GEORGE W. BUSH WAS ONTO SOMETHING IN THE FALL OF 2008 when he remarked apropos of the Lehman collapse: “…this sucker could go down.” It’s my serene conviction, by the way, that this sucker actually is going down, right now, even as I clatter away at the keys – perhaps in slow motion, so that not many other bystanders have noticed yet, and the few who have noticed are mostly too crosseyed with nausea to speak.

It’s perhaps useful to define even what we mean when we say “this sucker.” Everybody knows what a sucker is, of course – say, a Midwestern public employees’ union pension fund snookered into buying a fat slice of equity tranche in a Goldman Sachs-engineered CDO. But “this sucker” is something else: a rather large cargo of commercial relations, entailed obligations, hopes, expectations, habits of daily life – indeed millions of whole lives – loaded onto the rather creaky vessel we call modern civilization. “This sucker” was such an apt term coming from someone whose understanding of civilization was like unto that of a boy who found a PlayStation under the Christmas tree.

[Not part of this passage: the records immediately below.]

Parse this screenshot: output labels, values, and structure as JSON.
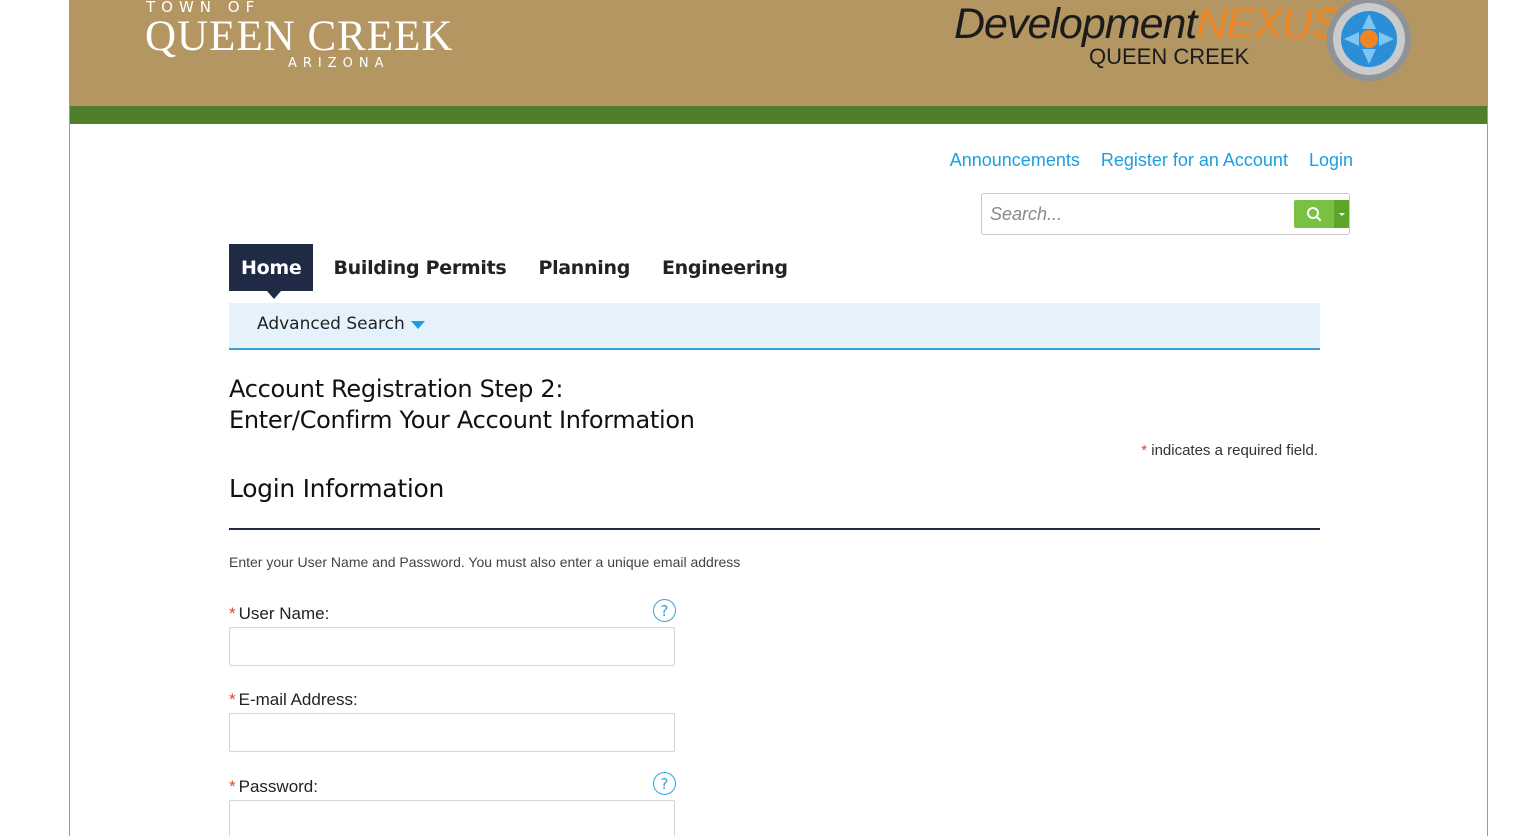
{
  "header": {
    "town_small": "TOWN OF",
    "town_name": "QUEEN CREEK",
    "town_state": "ARIZONA",
    "nexus_dev": "Development",
    "nexus_word": "NEXUS",
    "nexus_sub": "QUEEN CREEK",
    "colors": {
      "banner": "#b39662",
      "green_strip": "#4f7e2d",
      "nexus_orange": "#f08524"
    }
  },
  "top_links": {
    "announcements": "Announcements",
    "register": "Register for an Account",
    "login": "Login"
  },
  "search": {
    "placeholder": "Search...",
    "button_icon": "search-icon"
  },
  "tabs": [
    {
      "label": "Home",
      "active": true
    },
    {
      "label": "Building Permits",
      "active": false
    },
    {
      "label": "Planning",
      "active": false
    },
    {
      "label": "Engineering",
      "active": false
    }
  ],
  "subnav": {
    "advanced_search": "Advanced Search"
  },
  "page": {
    "title_line1": "Account Registration Step 2:",
    "title_line2": "Enter/Confirm Your Account Information",
    "required_star": "*",
    "required_note": " indicates a required field.",
    "section_title": "Login Information",
    "instructions": "Enter your User Name and Password.  You must also enter a unique email address"
  },
  "fields": {
    "username": {
      "star": "*",
      "label": "User Name:",
      "value": "",
      "help": "?"
    },
    "email": {
      "star": "*",
      "label": "E-mail Address:",
      "value": ""
    },
    "password": {
      "star": "*",
      "label": "Password:",
      "value": "",
      "help": "?"
    }
  }
}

It’s also perhaps useful to define what we mean by “going down.” To my mind it means an awful lot of money disappears and nobody can pay for anything and an awful of things that have kept going on promises to pay and to get paid will stop keeping going. I don’t think that the idea of money disappears – that is, paper certificates representing claims on future work – but there will be a lot less of it to go around.  Eventually the idea of money could go, too, at least in its current form as Federal Reserve notes. But mostly for some years it will just be a lot of people, companies, and governments who are broke.

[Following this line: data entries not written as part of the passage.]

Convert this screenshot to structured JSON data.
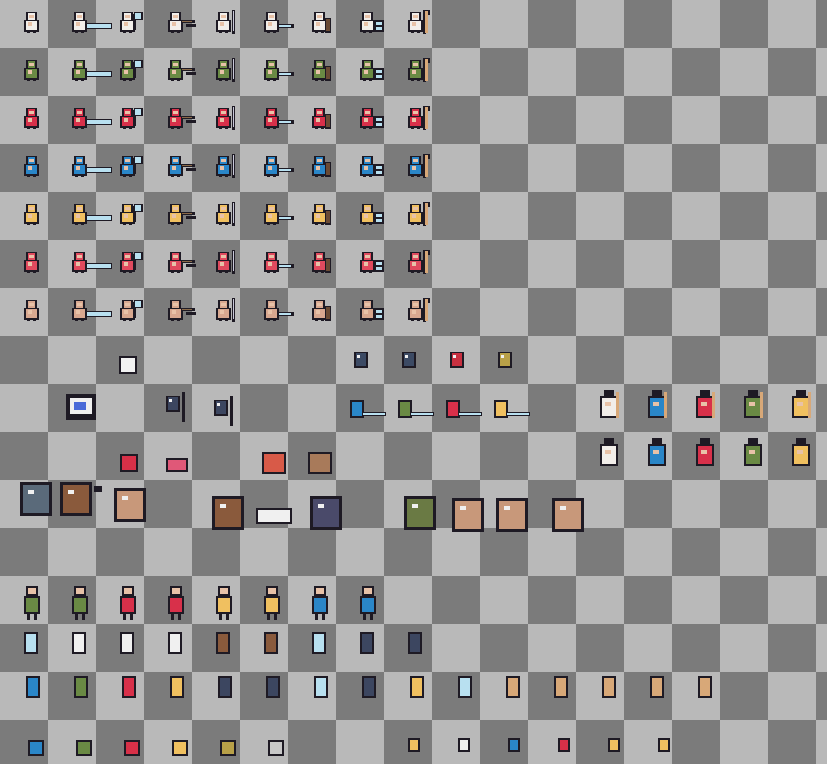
{
  "sheet": {
    "colors": {
      "checker_light": "#b9b9b9",
      "checker_dark": "#7b7b7b",
      "outline": "#1e1a24",
      "skin": "#e8c2a8",
      "weapon_light": "#b8e0f0"
    },
    "palettes": [
      {
        "name": "white",
        "body": "#f2eeea"
      },
      {
        "name": "green",
        "body": "#6a8a44"
      },
      {
        "name": "red",
        "body": "#d8304a"
      },
      {
        "name": "blue",
        "body": "#2a86c8"
      },
      {
        "name": "yellow",
        "body": "#f0c060"
      },
      {
        "name": "pink",
        "body": "#e04a5e"
      },
      {
        "name": "tan",
        "body": "#d8a890"
      }
    ],
    "hero_poses": [
      "idle",
      "sword",
      "axe",
      "crossbow",
      "spear",
      "dagger",
      "shield",
      "claw",
      "staff"
    ],
    "monsters": [
      "ghost",
      "cat-skull",
      "knight",
      "knight-spear",
      "crow",
      "slime",
      "boar",
      "centaur",
      "bear",
      "minotaur",
      "golem",
      "imp"
    ],
    "wizard_palettes": [
      "white",
      "blue",
      "red",
      "green",
      "yellow"
    ],
    "items": [
      "sword",
      "spear",
      "axe",
      "double-axe",
      "chest",
      "trapdoor",
      "flag",
      "mushroom",
      "shield",
      "dagger",
      "bow",
      "key",
      "staff",
      "potion",
      "gem"
    ]
  }
}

“Going down” will mean a society with no money and an infrastructure for daily life that requires gobs of money to run, and a populace too dazed, confused, and inflamed to do anything useful in the way of organizing new infrastructures for daily life for their new circumstances. In retrospect, the Great Depression of the 1930s will look like “The Philadelphia Story” compared to what we wake up to ten years from now.

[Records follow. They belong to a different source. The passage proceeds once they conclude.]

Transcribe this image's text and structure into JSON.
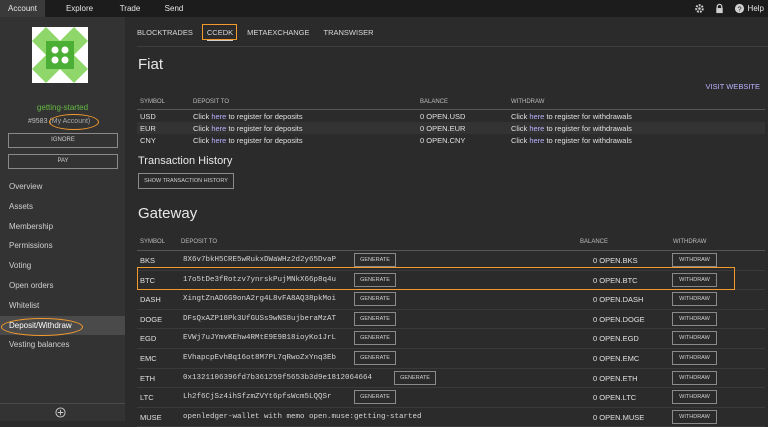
{
  "topnav": {
    "items": [
      {
        "label": "Account"
      },
      {
        "label": "Explore"
      },
      {
        "label": "Trade"
      },
      {
        "label": "Send"
      }
    ],
    "help_label": "Help",
    "icons": [
      "gear-icon",
      "lock-icon",
      "help-icon"
    ]
  },
  "sidebar": {
    "account_name": "getting-started",
    "account_id": "#9583",
    "my_account": "(My Account)",
    "ignore_label": "IGNORE",
    "pay_label": "PAY",
    "menu": [
      {
        "label": "Overview"
      },
      {
        "label": "Assets"
      },
      {
        "label": "Membership"
      },
      {
        "label": "Permissions"
      },
      {
        "label": "Voting"
      },
      {
        "label": "Open orders"
      },
      {
        "label": "Whitelist"
      },
      {
        "label": "Deposit/Withdraw"
      },
      {
        "label": "Vesting balances"
      }
    ],
    "active_item": "Deposit/Withdraw",
    "identicon_color": "#66bb44"
  },
  "tabs": [
    {
      "label": "BLOCKTRADES"
    },
    {
      "label": "CCEDK"
    },
    {
      "label": "METAEXCHANGE"
    },
    {
      "label": "TRANSWISER"
    }
  ],
  "active_tab": "CCEDK",
  "fiat": {
    "title": "Fiat",
    "visit_label": "VISIT WEBSITE",
    "headers": {
      "symbol": "SYMBOL",
      "deposit": "DEPOSIT TO",
      "balance": "BALANCE",
      "withdraw": "WITHDRAW"
    },
    "rows": [
      {
        "symbol": "USD",
        "dep_pre": "Click ",
        "dep_link": "here",
        "dep_post": " to register for deposits",
        "balance": "0 OPEN.USD",
        "wd_pre": "Click ",
        "wd_link": "here",
        "wd_post": " to register for withdrawals"
      },
      {
        "symbol": "EUR",
        "dep_pre": "Click ",
        "dep_link": "here",
        "dep_post": " to register for deposits",
        "balance": "0 OPEN.EUR",
        "wd_pre": "Click ",
        "wd_link": "here",
        "wd_post": " to register for withdrawals"
      },
      {
        "symbol": "CNY",
        "dep_pre": "Click ",
        "dep_link": "here",
        "dep_post": " to register for deposits",
        "balance": "0 OPEN.CNY",
        "wd_pre": "Click ",
        "wd_link": "here",
        "wd_post": " to register for withdrawals"
      }
    ]
  },
  "tx_history": {
    "title": "Transaction History",
    "button_label": "SHOW TRANSACTION HISTORY"
  },
  "gateway": {
    "title": "Gateway",
    "headers": {
      "symbol": "SYMBOL",
      "deposit": "DEPOSIT TO",
      "balance": "BALANCE",
      "withdraw": "WITHDRAW"
    },
    "generate_label": "GENERATE",
    "withdraw_label": "WITHDRAW",
    "rows": [
      {
        "symbol": "BKS",
        "address": "8X6v7bkH5CRE5wRukxDWaWHz2d2y65DvaP",
        "balance": "0 OPEN.BKS"
      },
      {
        "symbol": "BTC",
        "address": "17o5tDe3fRotzv7ynrskPujMNkX66p8q4u",
        "balance": "0 OPEN.BTC"
      },
      {
        "symbol": "DASH",
        "address": "XingtZnAD6G9onA2rg4L8vFA8AQ38pkMoi",
        "balance": "0 OPEN.DASH"
      },
      {
        "symbol": "DOGE",
        "address": "DFsQxAZP18Pk3UfGUSs9wNS8ujberaMzAT",
        "balance": "0 OPEN.DOGE"
      },
      {
        "symbol": "EGD",
        "address": "EVWj7uJYmvKEhw4RMtE9E9B18ioyKo1JrL",
        "balance": "0 OPEN.EGD"
      },
      {
        "symbol": "EMC",
        "address": "EVhapcpEvhBq16ot8M7PL7qRwoZxYnq3Eb",
        "balance": "0 OPEN.EMC"
      },
      {
        "symbol": "ETH",
        "address": "0x1321106396fd7b361259f5653b3d9e1812064664",
        "balance": "0 OPEN.ETH"
      },
      {
        "symbol": "LTC",
        "address": "Lh2f6CjSz4ihSfzmZVYt6pfsWcm5LQQSr",
        "balance": "0 OPEN.LTC"
      },
      {
        "symbol": "MUSE",
        "address": "openledger-wallet   with memo open.muse:getting-started",
        "balance": "0 OPEN.MUSE"
      }
    ]
  },
  "colors": {
    "highlight": "#f29a2e",
    "link": "#b9b2ff",
    "account_name": "#66bb44"
  }
}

President Obama’s speech at Cooper Union last week was a remarkable performance. It managed to appear forceful and serious without containing any really serious or forceful proposals to discipline a banking system that is running a hostage-and-ransom racket on civilization. If this is finally what the Obama Experience is all about than his detractors have been right all along: he is a tool. Finance reform aside, there are still plenty of laws left on the statute books that could be applied to the frauds and rackets that ran absolutely amok on Wall Street the past few years. I would still like to know why buying CDS “insurance” against your own issue of bonds deliberately engineered to default is NOT a form of insider trading, to put it as simply as possible.